Stage 2 — Behavioural/vector configuration tracker
Section titled “Stage 2 — Behavioural/vector configuration tracker”A practical early Configuration Tracker built on logging, embedding, clustering, and visualisation. At this stage, a configuration is treated as a recurring behavioural, semantic, and process pattern across recent interaction windows — weaker than full latent-state tracking, but sufficient to observe recurrence, drift, transition, collapse, and return candidates. The tracker estimates and reports; it does not compel restoration.
Stage 3 — Memory store and retrieval policy prototype
Section titled “Stage 3 — Memory store and retrieval policy prototype”Implementation of the three-layer memory topology (event buffer, associative graph, persistent recurrent store) and the retrieval policy that governs access to it. Key design questions at this stage: how small can the persistent recurrent store remain while still preserving enough topology for continuity? Can retrieval be kept minimal rather than maximal, so that apparent returnability can later be separated from retrieval-reconstructed continuity?
Stage 4 — Controlled evaluation harness
Section titled “Stage 4 — Controlled evaluation harness”Design and implementation of the formal perturbation families and evaluation harness. Measures include assistant-basin over-anchoring, returnability after perturbation, friction under steering pressure, and destabilisation/collapse/fragmentation rates — directly operationalising the MVH.
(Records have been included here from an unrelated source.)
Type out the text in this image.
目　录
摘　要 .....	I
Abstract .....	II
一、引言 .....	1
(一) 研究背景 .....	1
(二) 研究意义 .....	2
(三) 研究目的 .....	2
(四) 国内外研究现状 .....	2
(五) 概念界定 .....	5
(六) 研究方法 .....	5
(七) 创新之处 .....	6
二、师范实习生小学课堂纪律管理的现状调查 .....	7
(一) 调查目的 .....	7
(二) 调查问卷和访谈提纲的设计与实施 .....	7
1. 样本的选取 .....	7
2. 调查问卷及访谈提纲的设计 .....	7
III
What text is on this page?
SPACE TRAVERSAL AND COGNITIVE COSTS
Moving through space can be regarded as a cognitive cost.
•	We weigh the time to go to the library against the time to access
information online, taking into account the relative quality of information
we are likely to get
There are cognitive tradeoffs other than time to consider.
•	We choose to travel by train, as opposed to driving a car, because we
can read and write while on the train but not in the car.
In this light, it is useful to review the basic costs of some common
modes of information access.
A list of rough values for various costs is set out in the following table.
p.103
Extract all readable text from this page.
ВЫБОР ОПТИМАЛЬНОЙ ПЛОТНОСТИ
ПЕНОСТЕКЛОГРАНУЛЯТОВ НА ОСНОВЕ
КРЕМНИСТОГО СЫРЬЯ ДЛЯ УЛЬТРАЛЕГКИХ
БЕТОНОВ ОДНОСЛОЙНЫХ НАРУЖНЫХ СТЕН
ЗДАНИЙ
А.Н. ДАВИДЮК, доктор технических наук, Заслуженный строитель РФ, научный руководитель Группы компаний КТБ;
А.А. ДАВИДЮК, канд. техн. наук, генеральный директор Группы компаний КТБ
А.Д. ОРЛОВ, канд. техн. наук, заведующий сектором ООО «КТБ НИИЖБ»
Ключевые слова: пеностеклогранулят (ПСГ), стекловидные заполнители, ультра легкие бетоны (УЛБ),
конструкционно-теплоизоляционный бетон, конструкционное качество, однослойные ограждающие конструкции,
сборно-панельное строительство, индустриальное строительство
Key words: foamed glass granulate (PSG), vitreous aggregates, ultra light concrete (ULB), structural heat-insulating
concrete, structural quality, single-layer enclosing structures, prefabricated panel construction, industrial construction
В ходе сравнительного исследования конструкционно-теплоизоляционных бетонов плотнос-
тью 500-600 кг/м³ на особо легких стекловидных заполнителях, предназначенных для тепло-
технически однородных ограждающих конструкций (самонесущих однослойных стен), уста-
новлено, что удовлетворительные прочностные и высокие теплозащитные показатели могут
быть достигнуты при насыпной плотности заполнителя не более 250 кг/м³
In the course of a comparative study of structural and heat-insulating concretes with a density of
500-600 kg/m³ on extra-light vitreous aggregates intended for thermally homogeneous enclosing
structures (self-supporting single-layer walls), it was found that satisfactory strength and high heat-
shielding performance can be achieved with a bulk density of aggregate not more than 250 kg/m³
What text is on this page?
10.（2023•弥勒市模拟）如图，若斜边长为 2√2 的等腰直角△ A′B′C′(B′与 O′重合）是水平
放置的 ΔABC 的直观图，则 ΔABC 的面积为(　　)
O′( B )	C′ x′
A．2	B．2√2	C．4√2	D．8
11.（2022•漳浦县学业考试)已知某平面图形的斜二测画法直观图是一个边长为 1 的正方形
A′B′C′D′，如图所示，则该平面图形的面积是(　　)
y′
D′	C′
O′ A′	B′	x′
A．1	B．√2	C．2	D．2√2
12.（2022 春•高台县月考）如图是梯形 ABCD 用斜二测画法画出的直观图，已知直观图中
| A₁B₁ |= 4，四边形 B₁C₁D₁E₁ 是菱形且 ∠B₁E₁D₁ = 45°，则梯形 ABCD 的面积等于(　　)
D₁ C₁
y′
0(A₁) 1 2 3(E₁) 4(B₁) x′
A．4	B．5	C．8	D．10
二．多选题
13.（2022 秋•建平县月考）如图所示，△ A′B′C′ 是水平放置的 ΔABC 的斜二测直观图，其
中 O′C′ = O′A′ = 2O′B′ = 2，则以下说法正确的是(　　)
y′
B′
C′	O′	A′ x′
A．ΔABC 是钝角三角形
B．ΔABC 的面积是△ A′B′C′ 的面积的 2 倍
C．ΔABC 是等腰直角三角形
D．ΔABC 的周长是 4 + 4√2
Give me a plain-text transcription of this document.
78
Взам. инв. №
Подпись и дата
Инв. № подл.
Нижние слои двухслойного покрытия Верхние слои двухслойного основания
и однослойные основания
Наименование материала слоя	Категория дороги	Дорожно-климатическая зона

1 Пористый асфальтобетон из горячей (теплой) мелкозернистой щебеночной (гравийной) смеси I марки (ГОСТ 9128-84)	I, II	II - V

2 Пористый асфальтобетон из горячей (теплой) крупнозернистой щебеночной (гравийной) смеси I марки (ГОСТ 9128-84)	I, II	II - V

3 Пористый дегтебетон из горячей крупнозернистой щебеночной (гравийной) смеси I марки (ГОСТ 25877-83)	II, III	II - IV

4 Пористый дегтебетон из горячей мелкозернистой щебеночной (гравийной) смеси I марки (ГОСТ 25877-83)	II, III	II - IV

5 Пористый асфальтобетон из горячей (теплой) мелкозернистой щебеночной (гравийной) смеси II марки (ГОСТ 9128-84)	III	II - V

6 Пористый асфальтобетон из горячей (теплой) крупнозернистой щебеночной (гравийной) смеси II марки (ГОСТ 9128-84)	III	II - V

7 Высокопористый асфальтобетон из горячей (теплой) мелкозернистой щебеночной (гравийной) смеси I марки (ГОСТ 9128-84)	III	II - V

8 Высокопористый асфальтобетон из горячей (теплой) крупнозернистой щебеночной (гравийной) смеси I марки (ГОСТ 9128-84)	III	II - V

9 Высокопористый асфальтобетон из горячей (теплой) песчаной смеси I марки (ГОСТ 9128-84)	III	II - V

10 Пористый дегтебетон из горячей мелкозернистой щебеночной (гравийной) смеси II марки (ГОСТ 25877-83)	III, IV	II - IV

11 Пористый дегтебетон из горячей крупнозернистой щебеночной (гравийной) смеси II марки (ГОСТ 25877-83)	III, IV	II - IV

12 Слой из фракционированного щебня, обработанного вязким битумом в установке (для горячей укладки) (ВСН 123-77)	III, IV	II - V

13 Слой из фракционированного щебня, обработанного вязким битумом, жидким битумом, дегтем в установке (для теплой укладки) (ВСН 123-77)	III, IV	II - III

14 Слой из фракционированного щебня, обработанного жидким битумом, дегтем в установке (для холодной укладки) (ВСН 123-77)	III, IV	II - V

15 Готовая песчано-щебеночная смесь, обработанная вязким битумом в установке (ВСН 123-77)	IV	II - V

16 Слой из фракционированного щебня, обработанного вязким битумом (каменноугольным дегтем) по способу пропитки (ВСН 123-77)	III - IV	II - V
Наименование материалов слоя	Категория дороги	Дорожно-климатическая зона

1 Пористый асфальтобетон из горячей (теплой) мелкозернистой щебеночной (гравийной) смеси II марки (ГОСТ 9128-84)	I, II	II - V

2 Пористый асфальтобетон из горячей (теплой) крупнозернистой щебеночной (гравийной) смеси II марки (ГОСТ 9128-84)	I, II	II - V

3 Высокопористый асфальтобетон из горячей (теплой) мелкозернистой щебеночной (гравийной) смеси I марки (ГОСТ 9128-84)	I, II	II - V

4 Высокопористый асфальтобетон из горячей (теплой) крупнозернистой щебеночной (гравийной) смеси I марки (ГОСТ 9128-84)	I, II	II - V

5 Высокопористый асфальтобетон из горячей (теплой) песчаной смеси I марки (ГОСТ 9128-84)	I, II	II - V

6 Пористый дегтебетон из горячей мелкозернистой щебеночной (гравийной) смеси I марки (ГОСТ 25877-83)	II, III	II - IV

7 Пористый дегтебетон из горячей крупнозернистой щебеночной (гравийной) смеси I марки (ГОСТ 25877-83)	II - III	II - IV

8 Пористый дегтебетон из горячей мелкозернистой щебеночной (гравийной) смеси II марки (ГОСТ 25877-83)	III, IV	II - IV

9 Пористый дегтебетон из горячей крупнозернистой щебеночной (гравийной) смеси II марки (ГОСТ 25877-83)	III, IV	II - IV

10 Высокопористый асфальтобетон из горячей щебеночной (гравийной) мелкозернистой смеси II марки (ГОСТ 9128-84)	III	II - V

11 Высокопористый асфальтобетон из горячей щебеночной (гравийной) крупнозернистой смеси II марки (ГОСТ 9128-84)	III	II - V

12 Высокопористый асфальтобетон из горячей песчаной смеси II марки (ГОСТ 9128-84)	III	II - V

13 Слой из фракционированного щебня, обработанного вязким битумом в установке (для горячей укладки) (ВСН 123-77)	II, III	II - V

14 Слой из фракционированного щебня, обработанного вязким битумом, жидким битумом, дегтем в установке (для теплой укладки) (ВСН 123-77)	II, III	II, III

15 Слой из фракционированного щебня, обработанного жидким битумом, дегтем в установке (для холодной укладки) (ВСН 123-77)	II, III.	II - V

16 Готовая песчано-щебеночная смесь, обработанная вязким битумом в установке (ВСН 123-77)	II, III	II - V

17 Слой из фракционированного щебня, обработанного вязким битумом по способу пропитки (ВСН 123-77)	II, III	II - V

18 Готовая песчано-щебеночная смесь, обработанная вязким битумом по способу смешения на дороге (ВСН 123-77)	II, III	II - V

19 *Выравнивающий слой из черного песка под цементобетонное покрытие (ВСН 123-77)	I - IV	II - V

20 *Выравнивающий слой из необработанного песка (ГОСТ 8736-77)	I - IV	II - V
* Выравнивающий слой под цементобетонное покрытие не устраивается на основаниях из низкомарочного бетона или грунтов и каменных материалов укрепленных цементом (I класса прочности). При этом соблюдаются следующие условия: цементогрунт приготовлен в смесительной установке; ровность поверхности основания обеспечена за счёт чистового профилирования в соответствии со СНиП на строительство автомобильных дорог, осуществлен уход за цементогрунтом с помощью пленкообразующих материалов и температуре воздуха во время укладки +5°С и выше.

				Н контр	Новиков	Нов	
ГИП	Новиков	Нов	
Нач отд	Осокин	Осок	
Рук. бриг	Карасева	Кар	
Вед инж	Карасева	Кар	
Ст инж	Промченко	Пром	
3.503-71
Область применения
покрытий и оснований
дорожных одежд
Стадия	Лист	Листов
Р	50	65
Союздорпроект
Stage 5 — Local/open model activation tracking and probes
Section titled “Stage 5 — Local/open model activation tracking and probes”Move to activation-level tracking on local/open models, using TransformerLens, nnsight, SAE Lens, PyTorch hooks, and trained linear probes. This stage tests whether the patterns detected behaviorally in Stage 2 are visible in latent space, and whether probe-readable structure corresponds to the configuration signals observed earlier.
Stage 6 — Adaptation regime comparison
Section titled “Stage 6 — Adaptation regime comparison”Formal comparison between conventional instruction-following baselines and reduced-steering adaptation regimes, across the checkpoint and evaluation families established in Stage 0.5. Non-transfer from 1.4B to 2.8B is treated as informative data, not failure. A jump at a particular scale is also data.
Stage 7 — Scaling and ablation tests
Section titled “Stage 7 — Scaling and ablation tests”Scaling checks, full ablation tests across module components, and evaluation of whether the effects observed in Stage 6 are stable, size-dependent, or architecture-dependent. Final assessment against the MVH.